Na véspera do fim do mandato, Bolsonaro deixa o Brasil e viaja para a Flórida; não passará a faixa ao Lula

O presidente Jair Bolsonaro deixou o Palácio da Alvorada nesta sexta-feira (30), na véspera do fim do seu mandato, e embarcou no avião presidencial rumo aos Estados Unidos. O avião decolou no início da tarde e deixou Brasília.

Por volta das 17h, a aeronave pousou no Aeroporto Internacional de Boa Vista, em Roraima, para abastecer. Pouco depois das 19h, já havia deixado o espaço aéreo do Brasil, com destino a Orlando, na Flórida, onde aterrissou por volta das 23h.

O presidente eleito, Luiz Inácio Lula da Silva (PT), tomará posse no domingo (1º). Com a viagem, Bolsonaro deixa claro que não vai passar a faixa presidencial para Lula no evento da posse.

Na manhã desta sexta, no "Diário Oficial da União", o governo publicou uma autorização para que servidores públicos que vão ser assessores de Bolsonaro quando ele deixar a Presidência acompanhem o presidente na viagem aos Estados Unidos.

Última live

Mais cedo, nesta sexta, Bolsonaro fez a última live do mandato. O presidente passou as últimas semanas, desde que perdeu a eleição, recluso no Palácio da Alvorada e longe das transmissões que costumava fazer nas redes sociais.

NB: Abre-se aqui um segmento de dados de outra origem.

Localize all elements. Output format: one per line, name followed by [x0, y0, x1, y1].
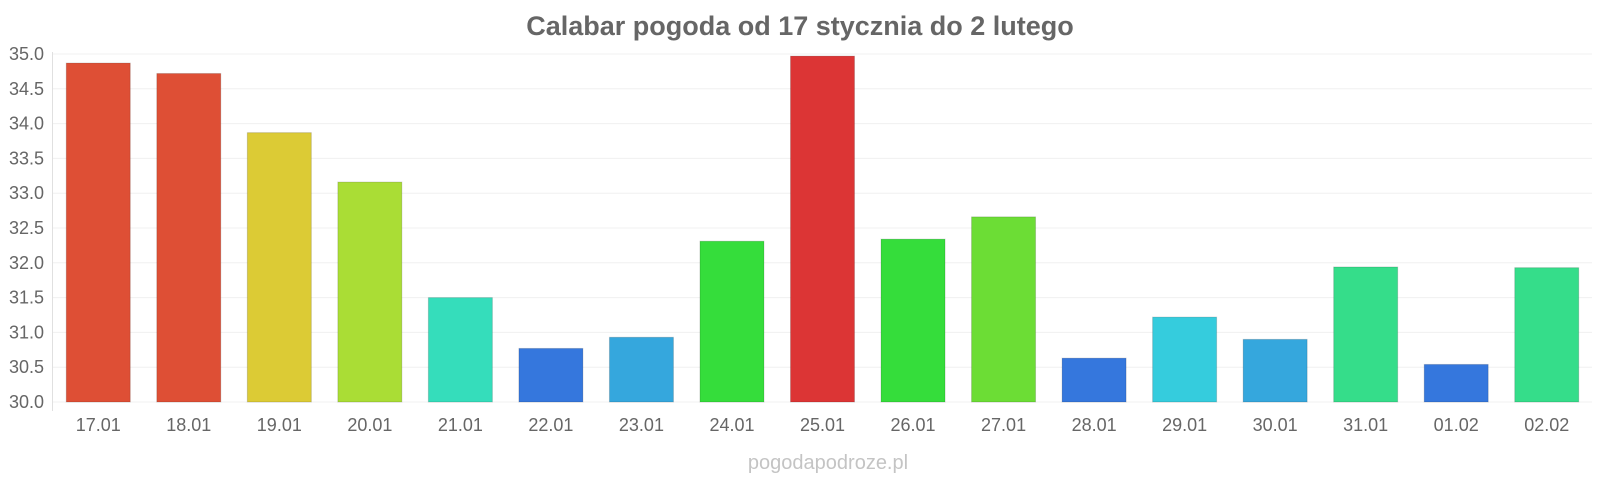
bar — [1514, 267, 1580, 403]
y-tick-label: 30.0 — [9, 392, 44, 412]
x-tick-label: 21.01 — [438, 415, 483, 435]
bar — [880, 238, 946, 403]
x-tick-label: 30.01 — [1253, 415, 1298, 435]
y-tick-label: 34.0 — [9, 114, 44, 134]
y-tick-label: 32.5 — [9, 218, 44, 238]
y-tick-label: 30.5 — [9, 357, 44, 377]
x-tick-label: 20.01 — [347, 415, 392, 435]
y-axis-ticks: 30.0 30.5 31.0 31.5 32.0 32.5 33.0 33.5 34.0 34.5… — [9, 44, 44, 412]
chart-title: Calabar pogoda od 17 stycznia do 2 luteg… — [526, 11, 1074, 41]
y-tick-label: 33.5 — [9, 148, 44, 168]
x-tick-label: 28.01 — [1072, 415, 1117, 435]
bar — [699, 240, 765, 403]
bar — [971, 216, 1037, 403]
y-tick-label: 31.5 — [9, 288, 44, 308]
bar — [1423, 363, 1489, 403]
x-tick-label: 17.01 — [76, 415, 121, 435]
bar — [518, 347, 584, 403]
x-tick-label: 31.01 — [1343, 415, 1388, 435]
y-tick-label: 33.0 — [9, 183, 44, 203]
bar — [1242, 338, 1308, 403]
x-tick-label: 27.01 — [981, 415, 1026, 435]
x-tick-label: 19.01 — [257, 415, 302, 435]
x-tick-label: 18.01 — [166, 415, 211, 435]
watermark: pogodapodroze.pl — [748, 452, 908, 474]
bar — [1061, 357, 1127, 403]
y-tick-label: 31.0 — [9, 322, 44, 342]
x-tick-label: 29.01 — [1162, 415, 1207, 435]
x-tick-label: 23.01 — [619, 415, 664, 435]
x-tick-label: 24.01 — [709, 415, 754, 435]
bar — [156, 72, 222, 403]
bar — [790, 55, 855, 403]
bar — [1152, 316, 1218, 403]
bar — [65, 62, 131, 403]
x-axis-ticks: 17.01 18.01 19.01 20.01 21.01 22.01 23.01 24.01… — [76, 415, 1570, 435]
bar — [246, 132, 312, 403]
y-tick-label: 32.0 — [9, 253, 44, 273]
bar — [337, 181, 403, 403]
bar — [427, 297, 493, 403]
y-tick-label: 34.5 — [9, 79, 44, 99]
bar — [608, 336, 674, 403]
bar — [1333, 266, 1399, 403]
x-tick-label: 25.01 — [800, 415, 845, 435]
x-tick-label: 22.01 — [528, 415, 573, 435]
x-tick-label: 02.02 — [1524, 415, 1569, 435]
y-tick-label: 35.0 — [9, 44, 44, 64]
x-tick-label: 26.01 — [891, 415, 936, 435]
x-tick-label: 01.02 — [1434, 415, 1479, 435]
bars — [65, 55, 1580, 403]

Na última transmissão ao vivo do mandato, Bolsonaro condenou atos de terrorismo cometidos por apoiadores dele e fez um balanço dos quatros anos de sua gestão.

Logo no início de sua fala, ele comentou o caso do homem que plantou um explosivo em um caminhão de combustível perto do aeroporto da capital federal.

O presidente se queixou de que atitudes de violência política no país são sempre atribuídas a "bolsonaristas".

No entanto, George Washington, o homem preso pela bomba, relatou à polícia que participou de atos antidemocráticos realizados por apoiadores do presidente. Disse ainda que sua intenção era iniciar o "caos" e que agiu por motivação política. A bomba não chegou a explodir.

"Hoje em dia, se alguém comete, um erro é bolsonarista. Nada justifica, aqui em Brasília, essa tentativa de ato terrorista na região do aeroporto", afirmou o presidente.

"O elemento que foi pego, graças a Deus, que não coaduna com nenhuma situação, mas classificam como bolsonarista. É o modo de tratar", completou.

O presidente também comentou os acampamentos de apoiadores em frente a quartéis-generais do Exército em cidades do país. Os acampamentos fazem pedidos inconstitucionais, como intervenção militar e reversão do resultado das eleições.

Para Bolsonaro, as manifestações são espontâneas e não são lideradas por ninguém. Ele afirmou que não tem participação nos atos.

"Eu não participei desse movimento. Eu me recolhi", afirmou Bolsonaro.

Voz embargada

Ao longo da transmissão, o presidente chegou a embargar a voz algumas vezes e a fazer pausas prolongadas na fala. Um desses momentos foi quando ele lembrou os "sacrifícios" de quem esteve ao seu lado no mandato, e citou a primeira-dama, Michelle Bolsonaro.

Outra ocasião foi quando disse que o Brasil "não acaba em 1º de janeiro".